The My Country My Rights campaign accused the public prosecution of holding detainees illegally, abusing prisoners, and supporting the Muslim Brotherhood regime in a report published on Monday.
According to the report, the public prosecution had ordered four days of preventative detention for 703 suspects from 24 January until 4 May in Cairo alone. Another 244 suspects were preventatively detained for 15 days by the prosecution following their investigation.
The campaign stated that the prosecution appealed the release of at least 127 detainees, and described this as an attempt to “exhaust the detainees’ families”.
The campaign also reported that at least 284 detainees were illegally held at Central Security Forces camps. According to the report, 121 detainees were held at Tora camp, 91 at Al-Gabal Al-Ahmar camp and 72 at Al-Salam camp. Detainees held at central security camps are held without official papers and are subject to physical, psychological and sexual torture, the report claimed.
The campaign stated that 19 detainees arrested on 29 January were subjected to investigation at Al-Salam camp where prosecutors were sent to question them.
The report added that some detainees were questioned at dawn without legal representation. It cited two incidents where investigations were held at dawn; one on 9 February involving eight detainees and the other on 18 March involving 15 detainees.
The report claimed that from 28 January and until 17 April, the prosecution collected EGP 1,007,500 in bail fees from 459 detainees across eight governorates.
The largest amount of bail money was collected in Cairo governorate, with 193 detainees paying EGP 413,000 in total. EGP 168,500 was collected in bail from 41 detainees in Alexandria governorate.

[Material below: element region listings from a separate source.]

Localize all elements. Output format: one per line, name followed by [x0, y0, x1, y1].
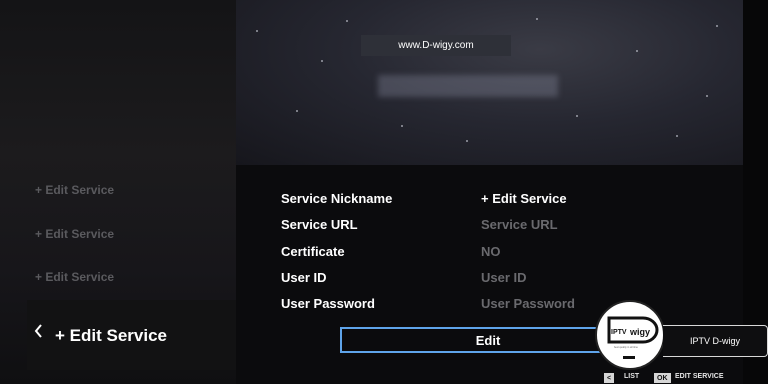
- sidebar-item-edit-service[interactable]: + Edit Service: [35, 270, 114, 284]
- sidebar-item-edit-service[interactable]: + Edit Service: [35, 183, 114, 197]
- field-label-user-password: User Password: [281, 296, 375, 311]
- sidebar-active-label: + Edit Service: [55, 326, 167, 345]
- field-label-certificate: Certificate: [281, 244, 345, 259]
- field-label-user-id: User ID: [281, 270, 327, 285]
- field-label-service-nickname: Service Nickname: [281, 191, 393, 206]
- watermark-url: www.D-wigy.com: [361, 35, 511, 56]
- svg-text:best quality in all time: best quality in all time: [614, 346, 639, 349]
- svg-text:IPTV: IPTV: [611, 329, 627, 336]
- field-value-user-id[interactable]: User ID: [481, 270, 527, 285]
- iptv-logo: IPTV wigy best quality in all time: [595, 300, 665, 370]
- hint-label-list: LIST: [624, 373, 640, 380]
- svg-text:wigy: wigy: [629, 327, 650, 337]
- field-label-service-url: Service URL: [281, 217, 358, 232]
- field-value-user-password[interactable]: User Password: [481, 296, 575, 311]
- field-value-service-url[interactable]: Service URL: [481, 217, 558, 232]
- hint-label-edit-service: EDIT SERVICE: [675, 373, 724, 380]
- sidebar-item-active[interactable]: + Edit Service: [27, 300, 256, 370]
- edit-button[interactable]: Edit: [340, 327, 636, 353]
- field-value-certificate[interactable]: NO: [481, 244, 501, 259]
- sidebar-item-edit-service[interactable]: + Edit Service: [35, 227, 114, 241]
- hint-key-ok: OK: [654, 373, 671, 383]
- chevron-left-icon[interactable]: [34, 324, 43, 338]
- tv-logo-icon: IPTV wigy best quality in all time: [607, 316, 659, 359]
- hero-blurred-region: [378, 75, 558, 97]
- hint-key-back: <: [604, 373, 615, 383]
- logo-text-badge: IPTV D-wigy: [663, 325, 768, 357]
- field-value-service-nickname[interactable]: + Edit Service: [481, 191, 567, 206]
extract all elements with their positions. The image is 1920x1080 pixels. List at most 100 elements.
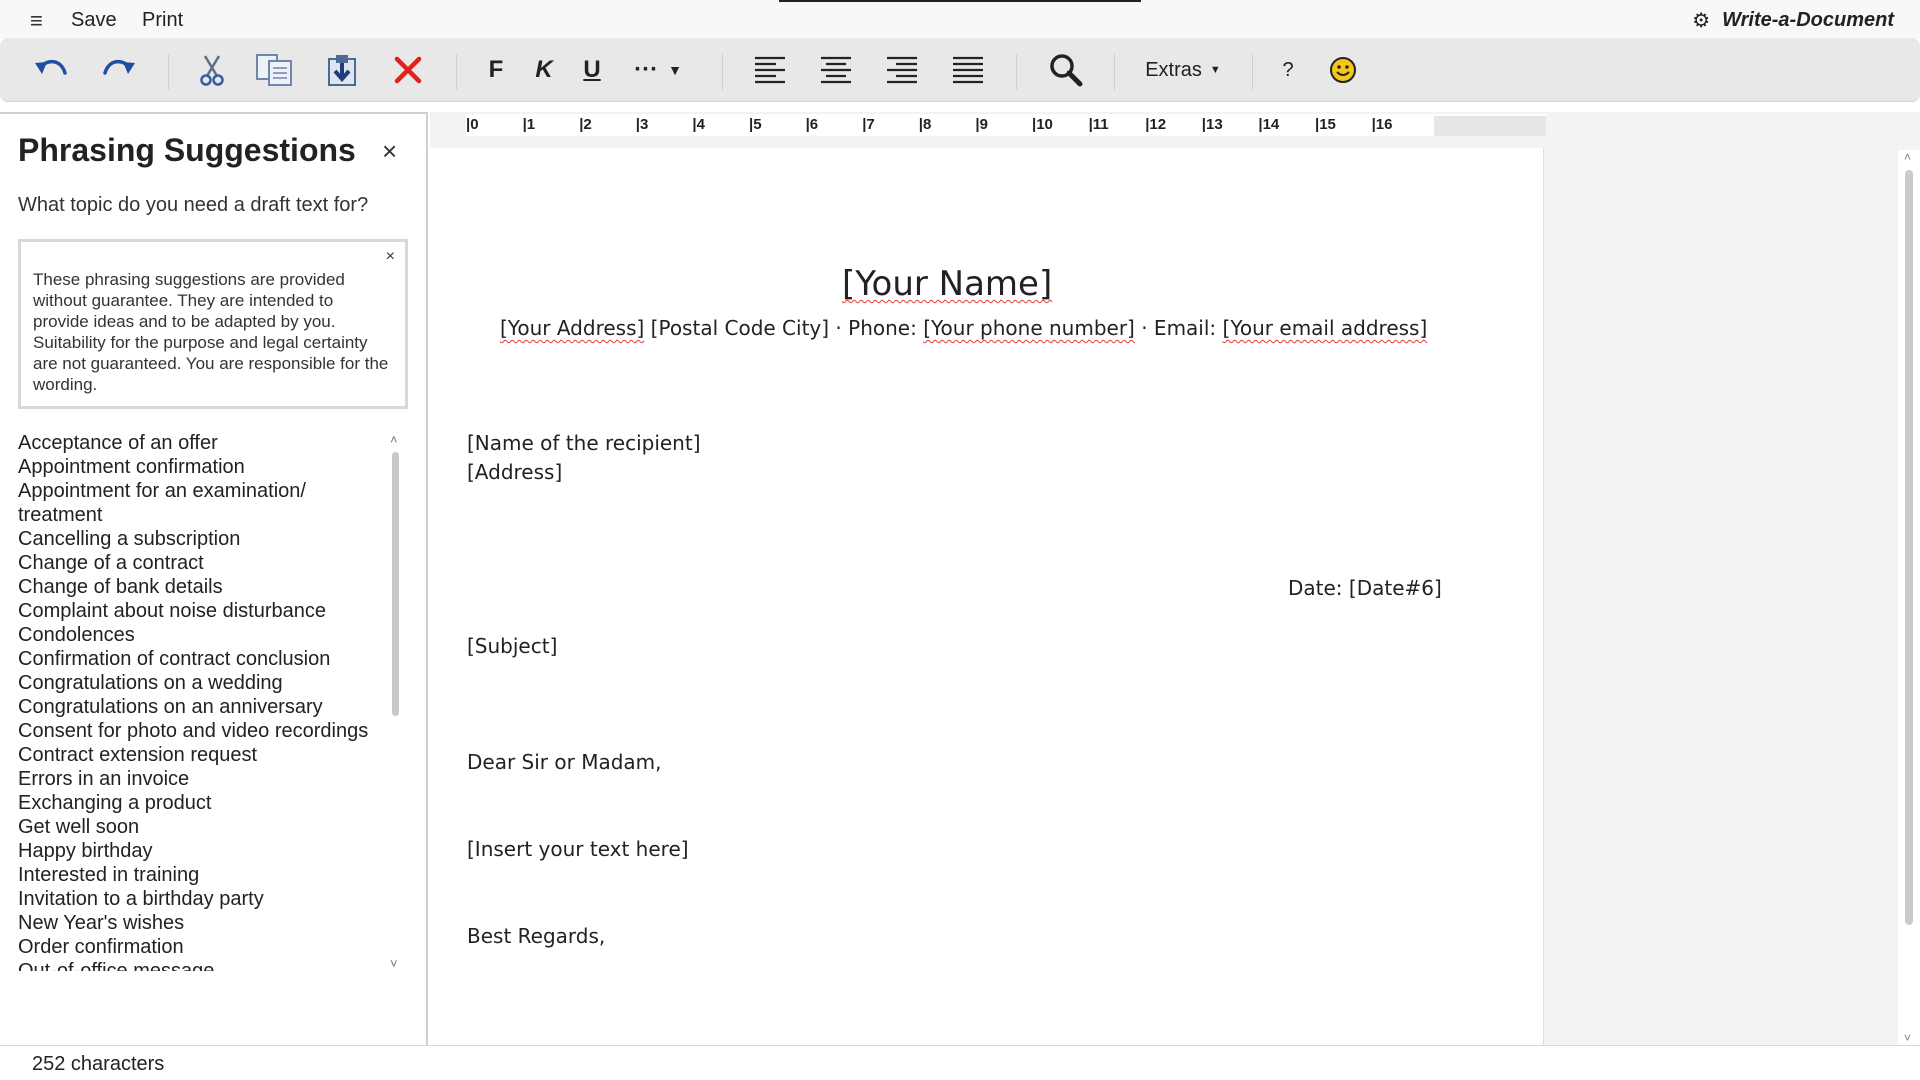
scroll-up-icon[interactable]: ˄ — [1904, 150, 1911, 164]
topic-item[interactable]: Change of a contract — [18, 551, 388, 575]
panel-close-icon[interactable]: × — [382, 136, 397, 167]
cut-button[interactable] — [196, 38, 228, 102]
recipient-address[interactable]: [Address] — [467, 460, 562, 484]
sender-address-line[interactable]: [Your Address] [Postal Code City] · Phon… — [500, 316, 1427, 340]
toolbar: F K U ··· ▼ Extras ▼ ? — [0, 38, 1920, 102]
topic-item[interactable]: Errors in an invoice — [18, 767, 388, 791]
emoji-icon — [1330, 57, 1356, 83]
ruler-tick: |7 — [862, 116, 875, 133]
app-brand[interactable]: ⚙ Write-a-Document — [1692, 8, 1894, 33]
letter-closing[interactable]: Best Regards, — [467, 924, 605, 948]
topic-item[interactable]: Cancelling a subscription — [18, 527, 388, 551]
underline-button[interactable]: U — [580, 38, 604, 102]
cut-icon — [200, 55, 224, 86]
italic-icon: K — [535, 56, 553, 83]
topic-item[interactable]: Appointment confirmation — [18, 455, 388, 479]
delete-button[interactable] — [390, 38, 426, 102]
undo-icon — [35, 59, 67, 75]
italic-button[interactable]: K — [532, 38, 556, 102]
copy-button[interactable] — [254, 38, 296, 102]
ruler-tick: |3 — [635, 116, 649, 133]
topic-item[interactable]: Complaint about noise disturbance — [18, 599, 388, 623]
emoji-button[interactable] — [1328, 38, 1358, 102]
redo-icon — [103, 59, 135, 75]
topic-item[interactable]: Confirmation of contract conclusion — [18, 647, 388, 671]
undo-button[interactable] — [30, 38, 72, 102]
underline-icon: U — [583, 56, 601, 83]
ruler-tick: |13 — [1201, 116, 1223, 133]
topic-item[interactable]: Order confirmation — [18, 935, 388, 959]
search-button[interactable] — [1048, 38, 1084, 102]
ruler-tick: |0 — [466, 116, 479, 133]
hamburger-menu-icon[interactable]: ≡ — [30, 8, 43, 34]
topic-item[interactable]: Out-of-office message — [18, 959, 388, 971]
email-label: · Email: — [1141, 316, 1217, 340]
character-count: 252 characters — [32, 1053, 165, 1075]
panel-question: What topic do you need a draft text for? — [18, 194, 369, 216]
align-right-button[interactable] — [886, 38, 918, 102]
sender-phone: [Your phone number] — [923, 316, 1135, 340]
topic-item[interactable]: Appointment for an examination/ treatmen… — [18, 479, 388, 527]
scroll-down-icon[interactable]: ˅ — [390, 956, 398, 971]
ruler-tick: |6 — [805, 116, 819, 133]
document-page[interactable]: [Your Name] [Your Address] [Postal Code … — [430, 148, 1544, 1045]
redo-button[interactable] — [98, 38, 140, 102]
topic-list: Acceptance of an offer Appointment confir… — [18, 431, 388, 971]
topic-item[interactable]: Congratulations on a wedding — [18, 671, 388, 695]
align-center-button[interactable] — [820, 38, 852, 102]
align-left-icon — [755, 56, 785, 84]
document-scrollbar-thumb[interactable] — [1905, 170, 1913, 925]
topic-item[interactable]: Acceptance of an offer — [18, 431, 388, 455]
scroll-down-icon[interactable]: ˅ — [1904, 1031, 1911, 1045]
ruler-tick: |10 — [1032, 116, 1053, 133]
status-bar: 252 characters — [0, 1045, 1920, 1080]
help-button[interactable]: ? — [1276, 38, 1300, 102]
chevron-down-icon: ▼ — [1209, 64, 1221, 76]
align-left-button[interactable] — [754, 38, 786, 102]
topic-item[interactable]: Exchanging a product — [18, 791, 388, 815]
document-scrollbar[interactable]: ˄ ˅ — [1898, 150, 1920, 1045]
ruler-tick: |15 — [1315, 116, 1336, 133]
align-justify-icon — [953, 56, 983, 84]
topic-item[interactable]: New Year's wishes — [18, 911, 388, 935]
phone-label: · Phone: — [835, 316, 917, 340]
disclaimer-close-icon[interactable]: × — [386, 248, 395, 266]
sender-name[interactable]: [Your Name] — [842, 264, 1052, 304]
letter-body[interactable]: [Insert your text here] — [467, 837, 689, 861]
panel-title: Phrasing Suggestions — [18, 132, 356, 168]
extras-dropdown[interactable]: Extras ▼ — [1140, 38, 1226, 102]
topic-item[interactable]: Invitation to a birthday party — [18, 887, 388, 911]
ruler: |0 |1 |2 |3 |4 |5 |6 |7 |8 |9 |10 |11 |12 |13 |14 |15 |1… — [466, 114, 1546, 136]
ruler-tick: |5 — [749, 116, 762, 133]
bold-button[interactable]: F — [484, 38, 508, 102]
more-formatting-button[interactable]: ··· ▼ — [628, 38, 688, 102]
scroll-up-icon[interactable]: ˄ — [390, 432, 398, 447]
align-center-icon — [821, 56, 851, 84]
ruler-tick: |12 — [1145, 116, 1167, 133]
topic-item[interactable]: Congratulations on an anniversary — [18, 695, 388, 719]
recipient-name[interactable]: [Name of the recipient] — [467, 431, 701, 455]
disclaimer-box: × These phrasing suggestions are provide… — [18, 239, 408, 409]
sender-name-text: [Your Name] — [842, 264, 1053, 304]
topic-item[interactable]: Consent for photo and video recordings — [18, 719, 388, 743]
topic-item[interactable]: Condolences — [18, 623, 388, 647]
gear-icon[interactable]: ⚙ — [1692, 8, 1710, 33]
topic-item[interactable]: Happy birthday — [18, 839, 388, 863]
sender-email: [Your email address] — [1222, 316, 1428, 340]
ruler-tick: |16 — [1371, 116, 1393, 133]
topic-item[interactable]: Contract extension request — [18, 743, 388, 767]
letter-salutation[interactable]: Dear Sir or Madam, — [467, 750, 662, 774]
topic-item[interactable]: Change of bank details — [18, 575, 388, 599]
print-menu-item[interactable]: Print — [142, 9, 183, 32]
paste-button[interactable] — [326, 38, 358, 102]
letter-date[interactable]: Date: [Date#6] — [1288, 576, 1442, 600]
align-justify-button[interactable] — [952, 38, 984, 102]
align-right-icon — [887, 56, 917, 84]
ruler-tick: |9 — [975, 116, 988, 133]
phrasing-suggestions-panel: Phrasing Suggestions × What topic do you… — [0, 112, 428, 1045]
topic-item[interactable]: Interested in training — [18, 863, 388, 887]
letter-subject[interactable]: [Subject] — [467, 634, 557, 658]
save-menu-item[interactable]: Save — [71, 9, 117, 32]
topic-item[interactable]: Get well soon — [18, 815, 388, 839]
topic-list-scrollbar[interactable] — [392, 452, 399, 716]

The report stated that 319 ‘revolutionary figures’ were referred to trial in 38 different cases and documented 52 military trials in nine different cases during the nine months of President Mohamed Morsi’s rule.
My Country My Rights is a watchdog campaign whose goal is to achieve retribution for all victims who were killed, detained or injured during the 25 January revolution.
The report was prepared by Ahmed Atef, a campaign member who is also working on a report to be released soon calculating the number of those arrested since Morsi assumed power. Initial figures suggest that at least 3,413 people were arrested.